Şirince empfing uns mit überwältigenden Blicken über das Land. Unser Hotel Nisanyan House lag noch oberhalb der Ortschaft, bestand aus mehreren sorgsam restaurierten griechischen Häusern, die durch Gärten und steile Wege miteinander verbunden waren. Der Gastgeber Sevan Nisanyan ist ein Schriftsteller armenischer Herkunft. Das ganze Anwesen zeigt die Liebe und Sorgfalt, die er in sein Hotel gesteckt hat. Und nach dem üblichen Begrüßungsritual wartete die nächste Überraschung auf mich. Wolfgang aus Gera und ich wurden für die Zeit unseres Aufenthaltes zu „Hausbesitzern“ eines zweistöckigen „Griechenhauses“ mit mehreren Zimmern, u.a. einem Kaminzimmer innen und einem großzügigen Sitzbereich außen, mit Blicken auf die Ortschaft aus einer die ganze obere Etage unfassenden Fensterfront und…einem gemeinsamen „Sanitärensemble“. Ich kann feststellen: Wir haben uns gut verstanden und sind heute noch miteinander in Beziehung…im sozialen Netzwerk. Unseren jeweiligen Partnern haben wir schon viel über unser türkisches Zusammenleben erzählen können.

Am Abend des 11. September gab es das erste Zusammentreffen der Paten mit den Schauspielern im Tiyatro Medresesi. Die Künstler waren bereits zwei Tage vorher angereist, hatten sich schon eingefunden in die Lebenswelt des Theaterzentrums und dabei solch praktische Dinge geregelt wie die Unterkunft in den Schlafsälen, den Zelten auf dem Dach oder den Küchendienst. Gegessen wurde gemeinsam und fröhlich lärmend. Wir tasteten uns aufeinander zu, kannten natürlich unsere Ostthüringer, hatten aber erst einmal große Probleme, Namen und Nationen aller anderen zu behalten.

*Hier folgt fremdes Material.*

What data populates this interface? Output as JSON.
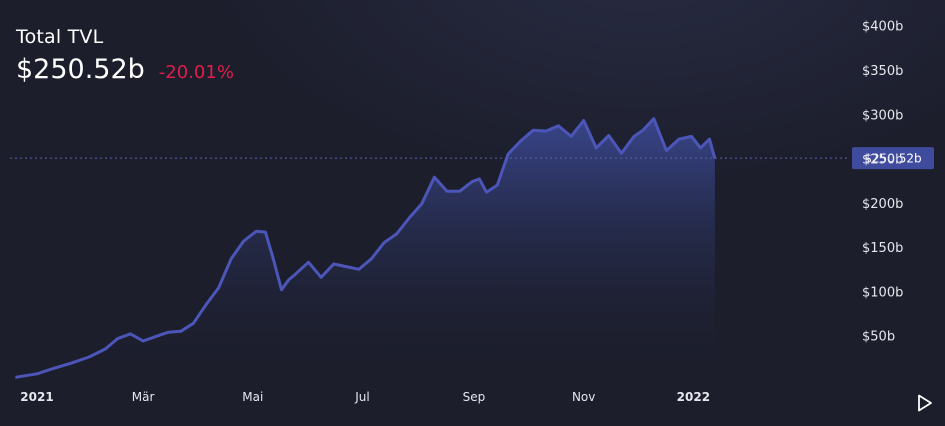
{
  "header": {
    "title": "Total TVL",
    "value": "$250.52b",
    "change": "-20.01%",
    "change_color": "#e11d48"
  },
  "colors": {
    "background": "#1c1e2c",
    "line": "#4b56b8",
    "area_top": "#3a4790",
    "area_bottom": "#1c1e2c",
    "badge": "#3f4b9c",
    "dashed_line": "#5a62b0"
  },
  "controls": {
    "play_icon": "play-icon"
  },
  "chart_data": {
    "type": "area",
    "y_ticks": [
      "$50b",
      "$100b",
      "$150b",
      "$200b",
      "$250b",
      "$300b",
      "$350b",
      "$400b"
    ],
    "y_tick_values": [
      50,
      100,
      150,
      200,
      250,
      300,
      350,
      400
    ],
    "x_ticks": [
      {
        "label": "2021",
        "date": "2021-01-01",
        "bold": true
      },
      {
        "label": "Mär",
        "date": "2021-03-01",
        "bold": false
      },
      {
        "label": "Mai",
        "date": "2021-05-01",
        "bold": false
      },
      {
        "label": "Jul",
        "date": "2021-07-01",
        "bold": false
      },
      {
        "label": "Sep",
        "date": "2021-09-01",
        "bold": false
      },
      {
        "label": "Nov",
        "date": "2021-11-01",
        "bold": false
      },
      {
        "label": "2022",
        "date": "2022-01-01",
        "bold": true
      }
    ],
    "ylim": [
      0,
      420
    ],
    "xlim": [
      "2020-12-17",
      "2022-03-28"
    ],
    "current_value": 250.52,
    "current_label": "$250.52b",
    "grid": false,
    "series": [
      {
        "x": [
          "2020-12-20",
          "2021-01-01",
          "2021-01-10",
          "2021-01-20",
          "2021-01-30",
          "2021-02-08",
          "2021-02-15",
          "2021-02-22",
          "2021-03-01",
          "2021-03-08",
          "2021-03-15",
          "2021-03-22",
          "2021-03-29",
          "2021-04-05",
          "2021-04-12",
          "2021-04-19",
          "2021-04-26",
          "2021-05-03",
          "2021-05-08",
          "2021-05-12",
          "2021-05-17",
          "2021-05-21",
          "2021-05-25",
          "2021-06-01",
          "2021-06-08",
          "2021-06-15",
          "2021-06-22",
          "2021-06-29",
          "2021-07-06",
          "2021-07-13",
          "2021-07-20",
          "2021-07-27",
          "2021-08-03",
          "2021-08-10",
          "2021-08-17",
          "2021-08-24",
          "2021-08-31",
          "2021-09-04",
          "2021-09-08",
          "2021-09-14",
          "2021-09-20",
          "2021-09-27",
          "2021-10-04",
          "2021-10-11",
          "2021-10-18",
          "2021-10-25",
          "2021-11-01",
          "2021-11-08",
          "2021-11-15",
          "2021-11-22",
          "2021-11-29",
          "2021-12-04",
          "2021-12-10",
          "2021-12-17",
          "2021-12-24",
          "2021-12-31",
          "2022-01-05",
          "2022-01-10",
          "2022-01-13"
        ],
        "values": [
          3,
          7,
          13,
          19,
          26,
          35,
          47,
          52,
          44,
          49,
          54,
          55,
          64,
          85,
          104,
          137,
          157,
          168,
          167,
          140,
          102,
          113,
          120,
          133,
          116,
          131,
          128,
          125,
          137,
          155,
          165,
          183,
          199,
          229,
          213,
          213,
          224,
          227,
          212,
          220,
          255,
          270,
          282,
          281,
          287,
          275,
          293,
          262,
          276,
          256,
          275,
          282,
          295,
          259,
          272,
          275,
          262,
          272,
          250
        ]
      }
    ]
  }
}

Seit Oktober 2011 wird das Gelände des  Tiyatro Medresesi von einer Gruppe Theaterenthusiasten genutzt, die sich hier ihren Traum von Theater erfüllt. Das Theaterzentrum ist Gastgeber für internationale Workshops. Es entstand aus der Überlegung, einen Ort der Inspiration zu finden, welcher die Theaterarbeit beflügelt und an dem das gemeinsame Arbeiten und Leben Wirklichkeit wird. Lange wurde Geld gesammelt, dafür war man in anderen Jobs tätig. Das Grundstück an diesem bezaubernden Ort wurde erworben und ist nach wie vor im Aufbau. Über dem Gelände des Theaterzentrums befindet sich ein Mathematikzentrum, welches vom gleichen Architekten entworfen wurde und auf seine Art nach dem gleichen Modell arbeitet.
Ich würde das als „Lernen mit allen Sinnen“ bezeichnen und das an einem Ort, der große Anspannung und Entspannung zulässt, der gemeinsames Arbeiten und Rückzug gestattet, der offen ist und ohne Misstrauen und zur Gemeinsamkeit einlädt.

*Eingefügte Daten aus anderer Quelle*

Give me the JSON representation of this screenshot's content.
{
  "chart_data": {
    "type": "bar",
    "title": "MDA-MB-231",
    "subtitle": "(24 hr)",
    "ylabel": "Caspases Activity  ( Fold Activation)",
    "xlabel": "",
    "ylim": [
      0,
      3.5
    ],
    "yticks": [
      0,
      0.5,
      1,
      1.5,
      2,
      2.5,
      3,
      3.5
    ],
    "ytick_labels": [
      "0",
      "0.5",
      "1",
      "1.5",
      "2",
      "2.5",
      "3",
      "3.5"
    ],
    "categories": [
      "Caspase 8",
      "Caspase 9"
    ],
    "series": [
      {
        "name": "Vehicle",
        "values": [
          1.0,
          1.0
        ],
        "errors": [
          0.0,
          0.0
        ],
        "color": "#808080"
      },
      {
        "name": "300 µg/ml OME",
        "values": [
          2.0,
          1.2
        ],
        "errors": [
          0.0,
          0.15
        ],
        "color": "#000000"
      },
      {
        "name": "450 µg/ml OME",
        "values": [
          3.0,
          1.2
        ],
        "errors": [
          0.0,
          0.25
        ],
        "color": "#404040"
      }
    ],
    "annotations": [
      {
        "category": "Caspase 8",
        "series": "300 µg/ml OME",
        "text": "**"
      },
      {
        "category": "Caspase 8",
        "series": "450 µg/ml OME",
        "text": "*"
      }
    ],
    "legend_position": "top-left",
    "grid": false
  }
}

Fast unwirklich schön widerspiegelte sich diese Atmosphäre am Begrüßungsabend, der im kleinen Theaterbereich des Geländes stattfand. Es wurde nicht nur erzählt von diesem Ort, sondern Musik und Tanz waren Teil der Kommunikation, die man untereinander und mit den Paten aus Deutschland führte.
Celal Mordeniz ist der türkische Leiter des Theaterzentrums, sein Assistent ist Erdem. Celal ist  vor kurzer Zeit Vater geworden, sein kleine Mädchen ist überall dabei. Erdem übersetzte vom Türkischen ins Englische, in die Sprache, die die meisten Teilnehmer des Projektes recht gut verstehen.

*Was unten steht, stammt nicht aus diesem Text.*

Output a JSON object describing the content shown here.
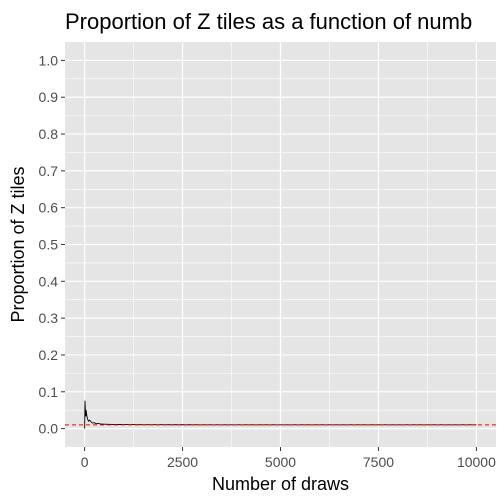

Unser erster Abend füllte das „Fass der Eindrücke“ fast zum Überlaufen. Man war schon so weit weg von Deutschland und noch nicht einmal einen Tag auf türkischem Boden. Durch die Nacht hallten die Geräusche der Dorftiere, der Hunde, Katzen, Esel…Und um 5.45 Uhr rief der Muezzin mit beeindruckender melodischer Stimme.
In meinem breiten Alkovenbett drehte ich mich noch einmal auf die Seite, um wenig später zu neuen Taten aufzubrechen. Es sollte per Bus über 350 Kilometer nach Troja gehen. Etwas verwundert bestaunte ich das Pferd vor der Gartentür meines türkischen Domizils und stellte fest: Es war kein trojanisches Pferd. Eine Frau bestieg das Tier und ritt den kleinen Weg zur Anhöhe über dem Dorf.

Auf der Reise

Die Busreise sollte lange dauern, angekündigt waren sieben Stunden Hin- und eine ebenso lange Rückfahrt. Mit an Bord war ein Filmteam, welches die Produktion der „Frauen von Troja“ von ihrem Beginn an begleitet. Kristina und Pauline wechselten ständig die Drehorte und haben offensichtlich unzählige Stunden an Filmmaterial gesammelt, aus welchem demnächst die ersten Schnitte zu sehen sind.

Von Şirince ging es also Richtung Troja und dabei durch die Millionenstadt Izmir,der drittgrößten Stadt der Türkei, welche immer noch in die Vorstädte hineinzuwachsen scheint.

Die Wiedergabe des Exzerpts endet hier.